Let’s touch on marketing and sales. We want to screen out the undesir­able customer because they are just a waste of good time and resources. First of all, don’t try to be all things to all people. I don’t like to do every­thing and I certainly don’t want all people as customers. We all have competition and we need to pick our special niche where we are the most comfortable and profitable. Also, I don’t like doing business “as usual” because I see a lot of “as usual” businesses struggling. Markets are changing and we need to stay ahead of competition with good innovation and planning We are daily imple­menting better ways to reach new and better customers by phone, message on hold, salesman on site, technician “upsells”, follow up letters, newsletters, thank you letters, referral programs, internet, etc. When it comes to ad agencies or advertisers, I don’t appreciate them spending my vacation and retirement money because they think I need “more repetition” to get results! I know my market much better than they do. If you understand your business and know your target market, the rest is much easier than you think. The right ad, in the right place, at the right time always gets results – and at the right price per customer. This way your sales people are contacting better qualified and more highly motivated customers, giving them higher closing ratios and better morale. It all starts with some good business planning.
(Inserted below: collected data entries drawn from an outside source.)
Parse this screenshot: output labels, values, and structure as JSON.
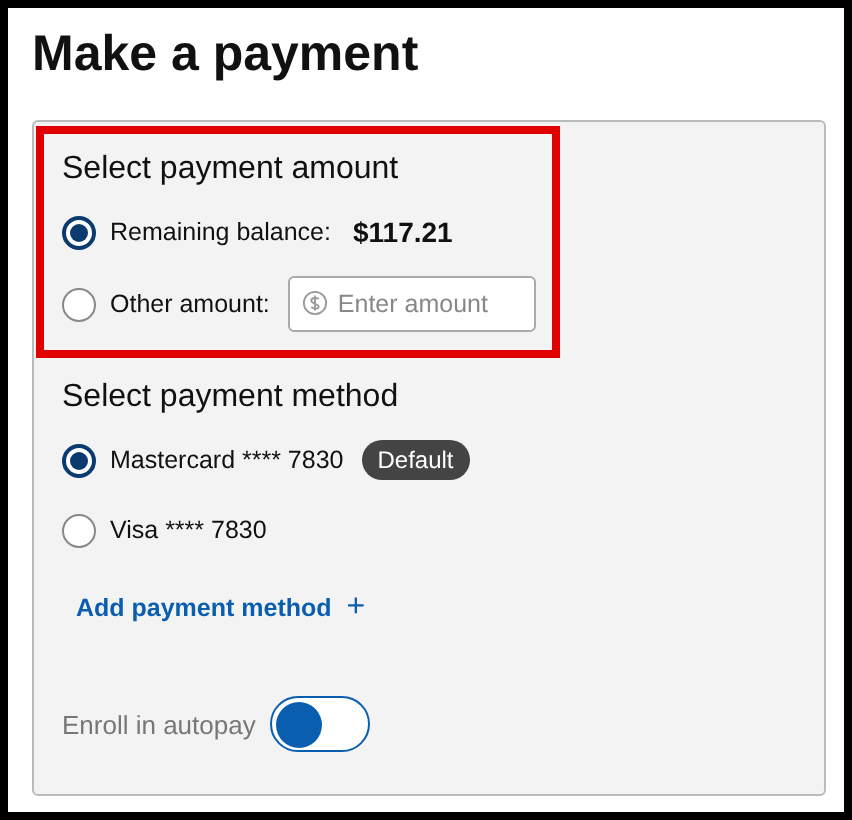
{
  "title": "Make a payment",
  "amount_section": {
    "highlighted": true,
    "heading": "Select payment amount",
    "options": [
      {
        "kind": "balance",
        "label": "Remaining balance:",
        "value": "$117.21",
        "selected": true
      },
      {
        "kind": "input",
        "label": "Other amount:",
        "placeholder": "Enter amount",
        "selected": false
      }
    ]
  },
  "method_section": {
    "heading": "Select payment method",
    "options": [
      {
        "label": "Mastercard **** 7830",
        "badge": "Default",
        "selected": true
      },
      {
        "label": "Visa **** 7830",
        "selected": false
      }
    ],
    "add_link": {
      "label": "Add payment method",
      "icon": "+"
    }
  },
  "autopay": {
    "label": "Enroll in autopay",
    "on": false
  }
}
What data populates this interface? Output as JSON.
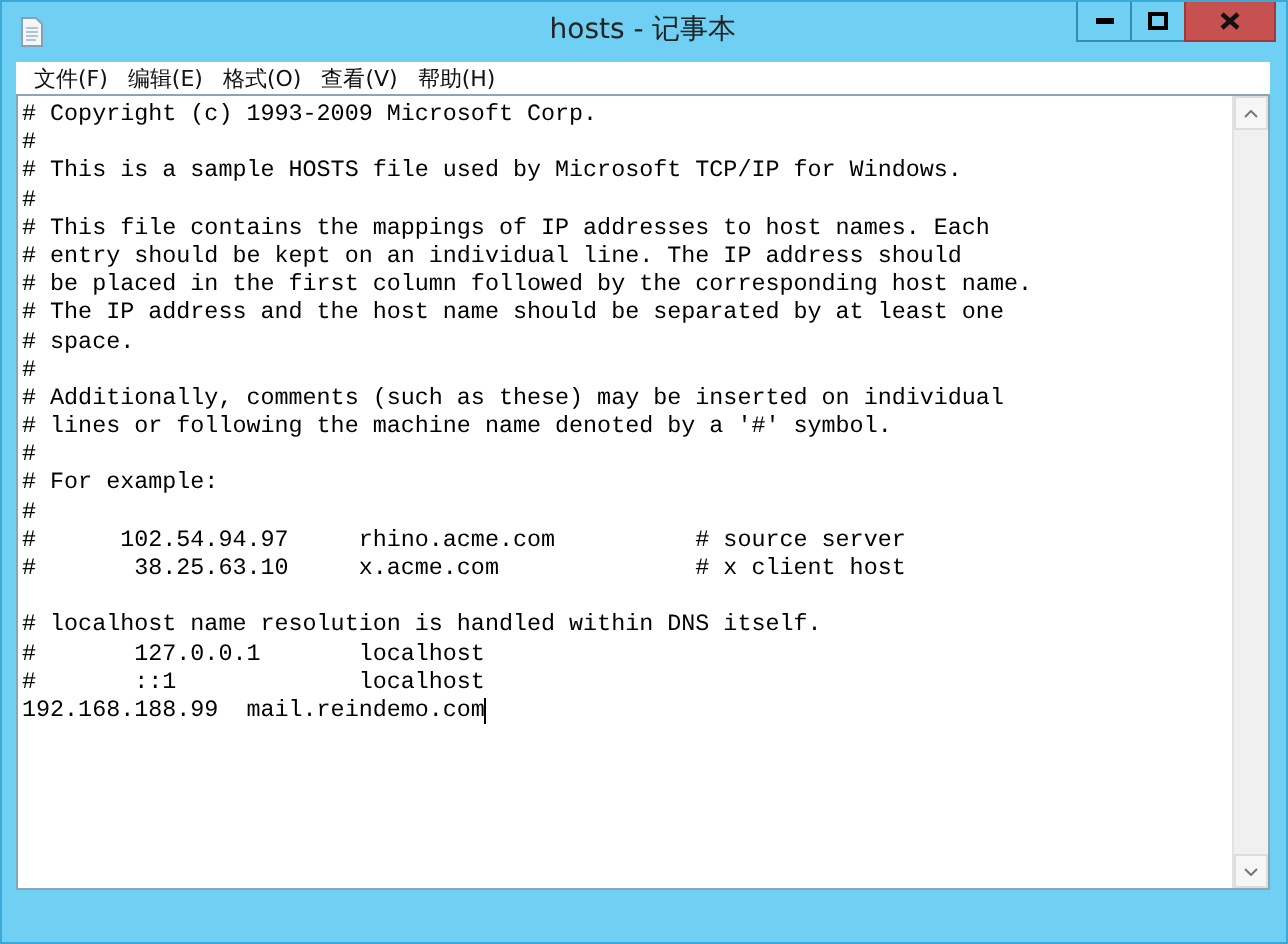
{
  "window": {
    "title": "hosts - 记事本"
  },
  "menu": [
    "文件(F)",
    "编辑(E)",
    "格式(O)",
    "查看(V)",
    "帮助(H)"
  ],
  "editor": {
    "paragraphs": [
      [
        "# Copyright (c) 1993-2009 Microsoft Corp.",
        "#",
        "# This is a sample HOSTS file used by Microsoft TCP/IP for Windows.",
        "#",
        "# This file contains the mappings of IP addresses to host names. Each",
        "# entry should be kept on an individual line. The IP address should",
        "# be placed in the first column followed by the corresponding host name.",
        "# The IP address and the host name should be separated by at least one",
        "# space.",
        "#",
        "# Additionally, comments (such as these) may be inserted on individual",
        "# lines or following the machine name denoted by a '#' symbol.",
        "#",
        "# For example:",
        "#",
        "#      102.54.94.97     rhino.acme.com          # source server",
        "#       38.25.63.10     x.acme.com              # x client host"
      ],
      [
        "# localhost name resolution is handled within DNS itself.",
        "#       127.0.0.1       localhost",
        "#       ::1             localhost",
        "192.168.188.99  mail.reindemo.com"
      ]
    ]
  }
}
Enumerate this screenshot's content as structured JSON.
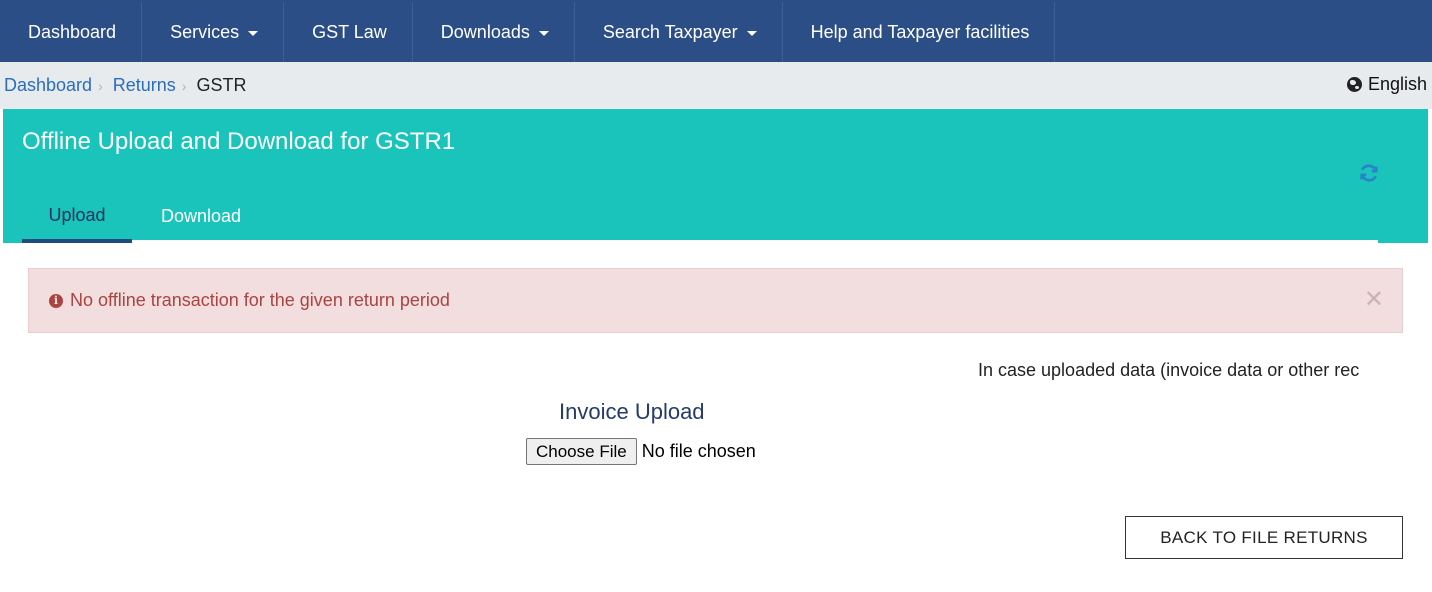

So you’ve planned hard, sold smart, been organized in your service, and now it’s time to collect your hard earned money. Three things – Always have a signed contract by the customer or purchasing agent, always have a completed contract (and I mean not only with complete specifications of work but, more importantly, exclusions for things you don’t want to be liable for), and, if not being paid upon services rendered, have a signed credit agreement complete with social security number, place of employ­ment, and spouse’s same informa­tion. I’ve found that a good contract keeps my customers honest. I know I do good work, but I don’t know them from Adam. “My” contract is for my protection, not theirs!

Remember, the changes that you make in the way you operate your business will determine YOUR future. Present trends are changing quickly and we need to be anticipat­ing market trends in order to grow. One of the biggest reasons why successful business people fail is because they ride a horse until it drops before they shift horses. Bruce Burton once said, “When you’re through changing, you’re through!”

In planning for success, it will take some time and effort, but you will never regret it. You will find your­self running your business more efficiently and profitably than you had imagined instead of playing fireman and running around putting out fires and letting your business run you! Now you can spend your time and money the way you want instead of letting others spend it for you.

David Thompson is President of Clean Air Technologies and has been in the Indoor Air Quality industry since 1978. With a back­ground in marketing, he and his wife Darla have developed Clean Air Technologies, a service and consulting company in the Indoor Air Quality field. They reside in Matthews, NC.